The rig-removal policy is known as “Idle Iron,” and it was issued by the federal government in the fall of 2010 after Hurricanes Katrina and Rita left a large number of Gulf rigs damaged. The Deepwater Horizon explosion and ensuing oil spill might have hastened the initiative’s focus, as well, which says that rigs must be removed by the operating party after a five-year period of inactivity.
And that’s where things have come to a head of sorts. Conservationists have their idea of what should remain, industry has theirs — and sometimes the opinions differ. Economics and liability also are large pieces of a puzzle that still is waiting to be solved.
U.S. Sen. David Vitter (R-LA) is in the process of conferring with each of the groups, and is expected to propose legislation on Capitol Hill that would make it easier for offshore structures to be used in collective Rigs to Reefs programs. The announcement is much welcomed by most outdoors and coastal advocates who see any movement to maintaining reefs as beneficial.
“Senator Vitter is still working with a comprehensive group of all stakeholders, taking in all the concerns of those who will be affected,” Vitter spokesman Luke Bolar said.
While any potential legislation remains a work in progress, there are five points the bill will include, Bolar said. They are:
Shorten permit review and approval time for rigs to be decommissioned for reefing.

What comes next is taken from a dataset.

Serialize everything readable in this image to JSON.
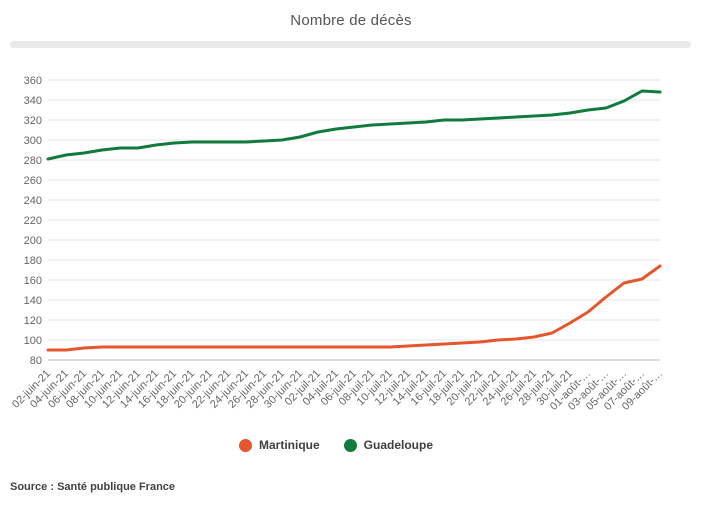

Require additional consultation and coordination between the Bureau of Safety and Environmental Enforcement and state agencies to establish more reef planning areas closer to shore.
Remove BSEE’s five-mile buffer zone between sites.
Maintain the transfer of liability to the state/entity receiving the platform.
Build new reef sites and expand upon already-established reefing sites to protect marine habitats.
The Center for Coastal Conservation is one of the organizations offering input to the senator while the bill is being crafted. CCC President Jeff Angers said he likes what he hears so far about the five points the senator’s spokesman says will be included in the bill.
“It’s a great start,” Angers said. “I think Senator Vitter recognizes that in these rigs we have these incredible vertical ecosystems. Of course, that was not their intent, but they’re there now. Operators are legally required to remove them and agreed to return the Gulf to like it was before (they started drilling.) But now, we have these habitats we don’t want to see go.
“So, anything to ease every rig possible into a rigs-to-reefs program is welcomed.”
Angers agrees with Vitter that the only way to have true success in transforming rigs to artificial reefs is to reach out to the people who currently are responsible for the old structures — the oil and gas industry.
“The recreational and commercial fishing industries have had a simpatico relationship with oil and gas for generations,” Angers said. “Were it not for the infrastructure oil and gas provides to transfer its products, we probably wouldn’t have a four-lane highway leading us down to Venice — or any other of our famous ports of call, really.
“So cooperation is key right now. We have to make sure no stakeholders are left at the table. Working together is the only thing that will get us closer to passing a bill.”
Ted Venker, national communications director for the Coastal Conservation Association, agreed that the points that appear on their way to making Vitter’s final draft of the bill are steps in the rights direction.
“These all are steps that will be a start for helping us reach our own goal, which is to leave as many of these rigs out there as possible,” Venker said. “There are a million considerations, and some are harder than others. We’d like to see something about reefing in place in there, but that may still be part of what’s being discussed.
“At this point, I wouldn’t have any critiques. It’s a good start.”
Angers said he’d like to see included in the bill a deadline for Rigs to Reefs money to be used.
“Whenever money sits in an account, it gets pilfered,” he said. “It happens everywhere, all 50 states. The money is going to be used. We asked them to include a (two-year) deadline by when the funds need to be (spent or obligated.)”
Whether that detail is included or not, Angers is excited about the possibility this pending legislation offers.
“It’s going to be an exciting time,” he said. “I think it’s only going to get better.”